Study on Flood Forecasting Model for Small Pumped Storage Watersheds Based on the LiuxiheModel: A Case Study of the Baiyunxi Watershed

Flood events in small watersheds of pumped storage power stations are characterized by strong suddenness and short duration, and are significantly influenced by human activities such as inter-reservoir water transfer. Accurate forecasting of such floods is crucial for flood control and disaster mitigation, ensuring the safety of dam structures, and supporting operational decision-making for pumped storage power stations.

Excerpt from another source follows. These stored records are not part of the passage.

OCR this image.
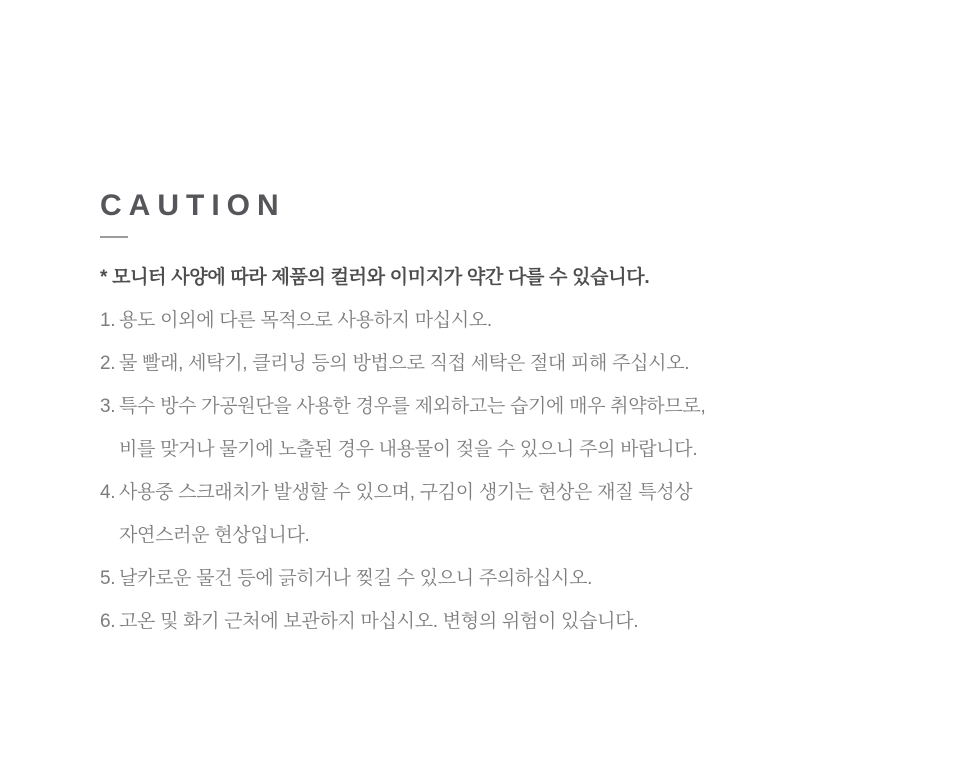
CAUTION

* 모니터 사양에 따라 제품의 컬러와 이미지가 약간 다를 수 있습니다.

1. 용도 이외에 다른 목적으로 사용하지 마십시오.
2. 물 빨래, 세탁기, 클리닝 등의 방법으로 직접 세탁은 절대 피해 주십시오.
3. 특수 방수 가공원단을 사용한 경우를 제외하고는 습기에 매우 취약하므로,
비를 맞거나 물기에 노출된 경우 내용물이 젖을 수 있으니 주의 바랍니다.
4. 사용중 스크래치가 발생할 수 있으며, 구김이 생기는 현상은 재질 특성상
자연스러운 현상입니다.
5. 날카로운 물건 등에 긁히거나 찢길 수 있으니 주의하십시오.
6. 고온 및 화기 근처에 보관하지 마십시오. 변형의 위험이 있습니다.
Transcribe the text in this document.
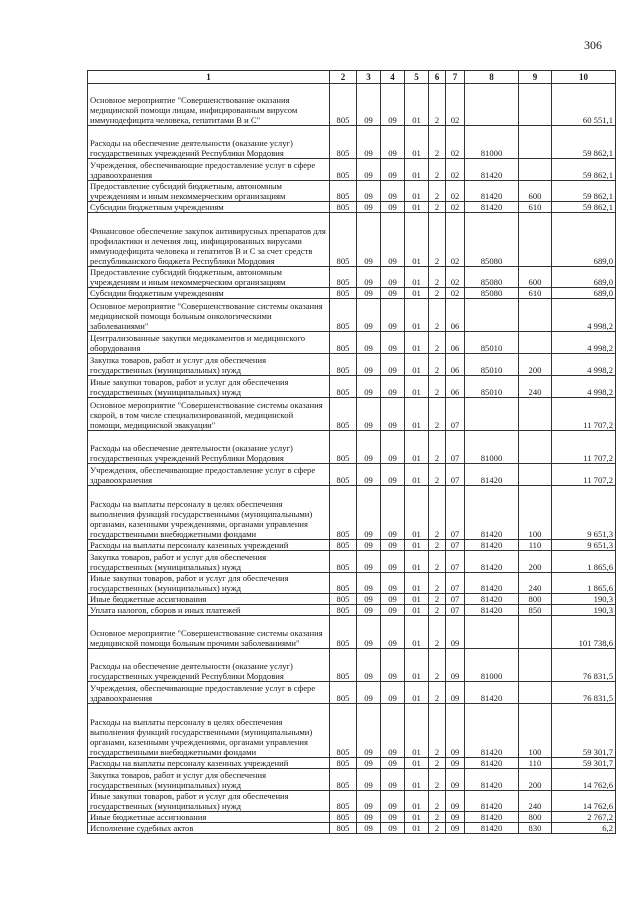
306
1	2	3	4	5	6	7	8	9	10
Основное мероприятие "Совершенствование оказания медицинской помощи лицам, инфицированным вирусом иммунодефицита человека, гепатитами В и С"	805	09	09	01	2	02			60 551,1
Расходы на обеспечение деятельности (оказание услуг) государственных учреждений Республики Мордовия	805	09	09	01	2	02	81000		59 862,1
Учреждения, обеспечивающие предоставление услуг в сфере здравоохранения	805	09	09	01	2	02	81420		59 862,1
Предоставление субсидий бюджетным, автономным учреждениям и иным некоммерческим организациям	805	09	09	01	2	02	81420	600	59 862,1
Субсидии бюджетным учреждениям	805	09	09	01	2	02	81420	610	59 862,1
Финансовое обеспечение закупок антивирусных препаратов для профилактики и лечения лиц, инфицированных вирусами иммунодефицита человека и гепатитов В и С за счет средств республиканского бюджета Республики Мордовия	805	09	09	01	2	02	85080		689,0
Предоставление субсидий бюджетным, автономным учреждениям и иным некоммерческим организациям	805	09	09	01	2	02	85080	600	689,0
Субсидии бюджетным учреждениям	805	09	09	01	2	02	85080	610	689,0
Основное мероприятие "Совершенствование системы оказания медицинской помощи больным онкологическими заболеваниями"	805	09	09	01	2	06			4 998,2
Централизованные закупки медикаментов и медицинского оборудования	805	09	09	01	2	06	85010		4 998,2
Закупка товаров, работ и услуг для обеспечения государственных (муниципальных) нужд	805	09	09	01	2	06	85010	200	4 998,2
Иные закупки товаров, работ и услуг для обеспечения государственных (муниципальных) нужд	805	09	09	01	2	06	85010	240	4 998,2
Основное мероприятие "Совершенствование системы оказания скорой, в том числе специализированной, медицинской помощи, медицинской эвакуации"	805	09	09	01	2	07			11 707,2
Расходы на обеспечение деятельности (оказание услуг) государственных учреждений Республики Мордовия	805	09	09	01	2	07	81000		11 707,2
Учреждения, обеспечивающие предоставление услуг в сфере здравоохранения	805	09	09	01	2	07	81420		11 707,2
Расходы на выплаты персоналу в целях обеспечения выполнения функций государственными (муниципальными) органами, казенными учреждениями, органами управления государственными внебюджетными фондами	805	09	09	01	2	07	81420	100	9 651,3
Расходы на выплаты персоналу казенных учреждений	805	09	09	01	2	07	81420	110	9 651,3
Закупка товаров, работ и услуг для обеспечения государственных (муниципальных) нужд	805	09	09	01	2	07	81420	200	1 865,6
Иные закупки товаров, работ и услуг для обеспечения государственных (муниципальных) нужд	805	09	09	01	2	07	81420	240	1 865,6
Иные бюджетные ассигнования	805	09	09	01	2	07	81420	800	190,3
Уплата налогов, сборов и иных платежей	805	09	09	01	2	07	81420	850	190,3
Основное мероприятие "Совершенствование системы оказания медицинской помощи больным прочими заболеваниями"	805	09	09	01	2	09			101 738,6
Расходы на обеспечение деятельности (оказание услуг) государственных учреждений Республики Мордовия	805	09	09	01	2	09	81000		76 831,5
Учреждения, обеспечивающие предоставление услуг в сфере здравоохранения	805	09	09	01	2	09	81420		76 831,5
Расходы на выплаты персоналу в целях обеспечения выполнения функций государственными (муниципальными) органами, казенными учреждениями, органами управления государственными внебюджетными фондами	805	09	09	01	2	09	81420	100	59 301,7
Расходы на выплаты персоналу казенных учреждений	805	09	09	01	2	09	81420	110	59 301,7
Закупка товаров, работ и услуг для обеспечения государственных (муниципальных) нужд	805	09	09	01	2	09	81420	200	14 762,6
Иные закупки товаров, работ и услуг для обеспечения государственных (муниципальных) нужд	805	09	09	01	2	09	81420	240	14 762,6
Иные бюджетные ассигнования	805	09	09	01	2	09	81420	800	2 767,2
Исполнение судебных актов	805	09	09	01	2	09	81420	830	6,2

This study focuses on the Baiyunxi River Basin, where the Fujian Yongtai Pumped Storage Power Station is located, and adopts the distributed hydrological model—Liuxihe Model—as a prototype to develop a distributed hydrological model suitable for flood forecasting in small watersheds of pumped storage power stations. Six flood events recorded since the power station’s commissioning were selected for model parameter optimization and validation. The simulation accuracy was evaluated using key indicators including the Nash-Sutcliffe Efficiency (NSE), Kling-Gupta Efficiency (KGE), peak time difference (PT), and absolute peak error (APE). The results demonstrate that the model performs well in the Baiyunxi River Basin. After parameter optimization, significant improvements were observed in both NSE and KGE for the target flood events. During the validation phase, the average NSE reached 0.708, and the average KGE was 0.797. The maximum peak time difference was only 1 hour earlier, and the majority of absolute peak errors were below 10%. Parameters calibrated for a single flood event were successfully applied to other events, indicating strong adaptability to floods of different magnitudes and hydrograph shapes. To address the issue of discharge curve fluctuations caused by deriving flow from observed water levels in the basin, a multi-objective comprehensive function was employed for parameter optimization, effectively enhancing parameter robustness.